DoorDash Inc. announced it’s buying Finnish food-delivery company Wolt Enterprises Oy in an all-stock deal valued at about 7 billion euros ($8.1 billion), marking its biggest purchase to date.

Photo Credit: Bloomberg News

The shares rose as much as 12% in extended trading as DoorDash said combining forces with Wolt will speed product development, bring a greater focus to each company’s markets and improve the value to customers, merchants and couriers around the world.

“DoorDash and Wolt share a vision to build a global platform for local commerce that empowers the communities we operate in,” said Tony Xu, co-founder and chief executive officer of DoorDash. “Under the leadership of Miki Kuusi, Wolt has built a culture of optimism, operational rigor, and bias for action that matches our own.”

At the close of the acquisition, expected in the first half of next year, Kuusi will run DoorDash International, reporting to Xu. As a combined company, “we expect to increase our international scale, accelerate our product development, and improve our investment efficiency,” Xu said. “We expect to continue investing aggressively in the combined team to build our platform and grow our global business.”

News of the acquisition came as DoorDash posted a 45% increase in revenue to $1.28 billion for the third quarter, boosted by demand for meal delivery that has outlasted the depths of the pandemic. Wall Street had been banking on $1.16 billion on average, according to data compiled by Bloomberg.

San Francisco-based DoorDash has seen its shares rise 70% this year from a May low, leaving little room for error in its quarterly results. It’s also hard to beat last year’s growth metrics, during the height of the Covid-19 pandemic, when ordering food delivery was practically mandatory for anyone wanting a break from cooking three meals a day themselves. The stock was volatile in extended trading as the market digested the quarterly results and the acquisition.

During the lockdowns, DoorDash quickly established itself as the dominant platform, commanding 57% of all food delivery sales as of September, according to Bloomberg Second Measure.

Even as cities reopen and rising vaccination rates encourage people to return to in-person activities, customers’ craving for the convenience of ordering online hasn’t abated. Customers placed 347 million orders in the quarter, a 47% increase from a year earlier, with the gross value of those orders at $10.4 billion. Analysts were looking for $9.7 billion in gross order value.

The company projected gross order value of $10.3 billion to $10.7 billion in the fourth quarter, surpassing the $10.1 billion Wall Street expects.

People’s reliance on delivery has fueled demand beyond restaurants, spurring DoorDash to launch services across grocery, alcohol and pet supplies to capitalize on the shift in consumer behavior and hedge against a deceleration in pandemic-level growth.
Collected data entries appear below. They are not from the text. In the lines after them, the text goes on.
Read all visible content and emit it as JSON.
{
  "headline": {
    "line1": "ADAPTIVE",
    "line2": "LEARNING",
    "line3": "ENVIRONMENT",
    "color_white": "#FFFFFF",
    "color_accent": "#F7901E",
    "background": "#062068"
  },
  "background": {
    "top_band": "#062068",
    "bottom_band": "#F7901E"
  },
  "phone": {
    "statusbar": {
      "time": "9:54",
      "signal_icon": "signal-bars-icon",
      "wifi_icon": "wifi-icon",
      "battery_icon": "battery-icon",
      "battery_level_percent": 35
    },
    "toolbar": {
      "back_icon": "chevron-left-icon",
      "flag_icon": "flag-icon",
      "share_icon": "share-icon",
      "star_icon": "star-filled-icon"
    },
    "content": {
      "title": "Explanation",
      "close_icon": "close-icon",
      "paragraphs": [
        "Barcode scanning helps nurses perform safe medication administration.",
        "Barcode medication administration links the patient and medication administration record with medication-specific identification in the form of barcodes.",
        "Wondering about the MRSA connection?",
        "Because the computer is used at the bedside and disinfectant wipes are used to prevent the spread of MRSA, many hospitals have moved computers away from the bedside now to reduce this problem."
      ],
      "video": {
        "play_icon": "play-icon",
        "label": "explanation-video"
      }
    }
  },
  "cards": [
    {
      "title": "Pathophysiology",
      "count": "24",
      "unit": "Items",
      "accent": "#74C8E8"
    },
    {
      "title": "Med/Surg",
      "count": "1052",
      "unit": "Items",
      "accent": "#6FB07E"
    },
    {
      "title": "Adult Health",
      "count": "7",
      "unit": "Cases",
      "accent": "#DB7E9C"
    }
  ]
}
DoorDash and competitors including Just Eat Takeaway.com NV’s Grubhub and Instacart Inc. have all seen declines in average transaction values compared with last year, according to YipitData. DoorDash has bolstered partnerships with retailers like Bed Bath & Beyond Inc. and Ulta Beauty Inc. to provide same-day delivery for orders placed on their websites through its white-label product Drive. The company also rolled out sponsored listings in October in an effort to build out its advertising platform.

While the company’s growth in the U.S. has been largely organic, it’s taken a different approach to entering Europe’s crowded market. DoorDash is leading a fundraising round in German grocery delivery startup, Flink SE after talks with Gorillas Technologies GmbH, fell through in August.
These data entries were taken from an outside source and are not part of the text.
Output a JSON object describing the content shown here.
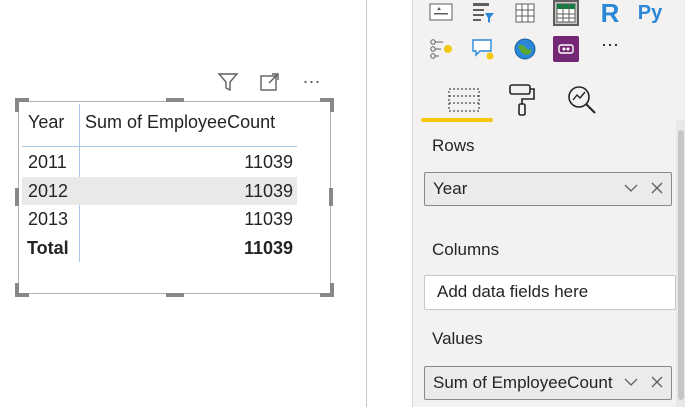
{
  "visual": {
    "table": {
      "headers": [
        "Year",
        "Sum of EmployeeCount"
      ],
      "rows": [
        {
          "year": "2011",
          "value": "11039"
        },
        {
          "year": "2012",
          "value": "11039"
        },
        {
          "year": "2013",
          "value": "11039"
        }
      ],
      "total": {
        "label": "Total",
        "value": "11039"
      }
    },
    "header_icons": [
      "filter-icon",
      "focus-mode-icon",
      "more-options-icon"
    ],
    "more_label": "⋯"
  },
  "visualizations_pane": {
    "icons_row1": [
      "card-icon",
      "slicer-icon",
      "table-icon",
      "matrix-icon",
      "r-visual-icon",
      "python-visual-icon"
    ],
    "icons_row2": [
      "key-influencers-icon",
      "qa-icon",
      "arcgis-map-icon",
      "power-apps-icon",
      "more-visuals-icon"
    ],
    "r_label": "R",
    "py_label": "Py",
    "more_visuals_label": "⋯",
    "tabs": [
      "fields-tab",
      "format-tab",
      "analytics-tab"
    ],
    "wells": {
      "rows": {
        "label": "Rows",
        "field": "Year"
      },
      "columns": {
        "label": "Columns",
        "placeholder": "Add data fields here"
      },
      "values": {
        "label": "Values",
        "field": "Sum of EmployeeCount"
      }
    },
    "chevron": "∨",
    "remove": "×"
  },
  "colors": {
    "accent": "#f2c811",
    "selection": "#a9c7e8",
    "matrix_icon": "#107c41",
    "powerapps": "#742774"
  }
}
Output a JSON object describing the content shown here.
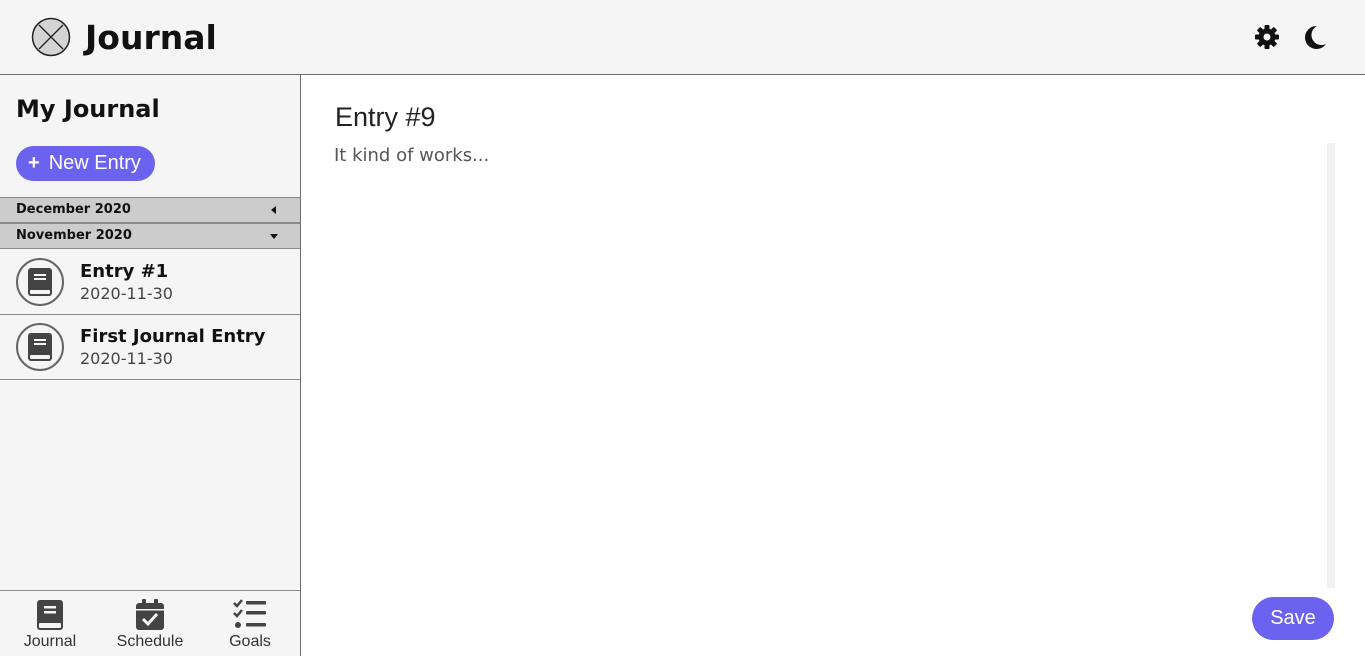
{
  "app": {
    "title": "Journal",
    "logo_icon": "close-circle-icon"
  },
  "header": {
    "settings_icon": "gear-icon",
    "theme_icon": "moon-icon"
  },
  "sidebar": {
    "title": "My Journal",
    "new_entry_label": "New Entry",
    "months": [
      {
        "label": "December 2020",
        "state": "collapsed"
      },
      {
        "label": "November 2020",
        "state": "expanded"
      }
    ],
    "entries": [
      {
        "title": "Entry #1",
        "date": "2020-11-30",
        "icon": "book-icon"
      },
      {
        "title": "First Journal Entry",
        "date": "2020-11-30",
        "icon": "book-icon"
      }
    ]
  },
  "bottom_nav": [
    {
      "label": "Journal",
      "icon": "book-icon"
    },
    {
      "label": "Schedule",
      "icon": "calendar-check-icon"
    },
    {
      "label": "Goals",
      "icon": "checklist-icon"
    }
  ],
  "editor": {
    "heading": "Entry #9",
    "body": "It kind of works...",
    "save_label": "Save"
  },
  "colors": {
    "accent": "#6b63f0",
    "panel": "#f5f5f5",
    "month_header": "#cccccc"
  }
}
“Wolt has a massive runway ahead and our partnership is setting the foundation for our international growth,” Xu told Bloomberg in an interview. DoorDash equity issued as part of the transaction will be valued at $206.45 a share, according to a statement from the companies.

Launched in 2015, Helsinki-based Wolt operates in 23 countries, almost all of which will be new markets for DoorDash. The deal will expand DoorDash’s footprint to 700 million customers, Xu said.

DoorDash and its competitors have increasingly focused on boosting membership for their monthly subscription services which attract more repeat customers and higher basket sizes. There were 9 million customers using the subscription DashPass in the third quarter, almost half of the company’s total monthly users. Rival Uber Technologies Inc. said in an earnings call last week its own service Uber Pass counts 6 million members globally.

DoorDash reported adjusted earnings before interest, tax, depreciation and amortization of $86 million, above the $69.7 million analysts projected. Its net loss widened to $101 million from $43 million a year ago. Uber has been refining its delivery margins with its core food-delivery division Uber Eats reaching profitability on an adjusted Ebitda basis for the first time in the third quarter.

“It’s one thing for these companies to generate adjusted Ebitda in a pandemic when diners have few options,” said D.A. Davidson analyst Tom White. “Investors are keenly attuned to signs they’re making progress on profitability goals even after growth rates in online food delivery normalize.”

Meanwhile, the food-delivery giant’s tussles with local lawmakers are intensifying amid mounting regulatory scrutiny in some of its top markets. In August, New York City passed a measure that will make temporary caps on third-party delivery fees permanent, following a similar bill passed by San Francisco in June. DoorDash called the price controls “unconstitutional” and is challenging both cities in court.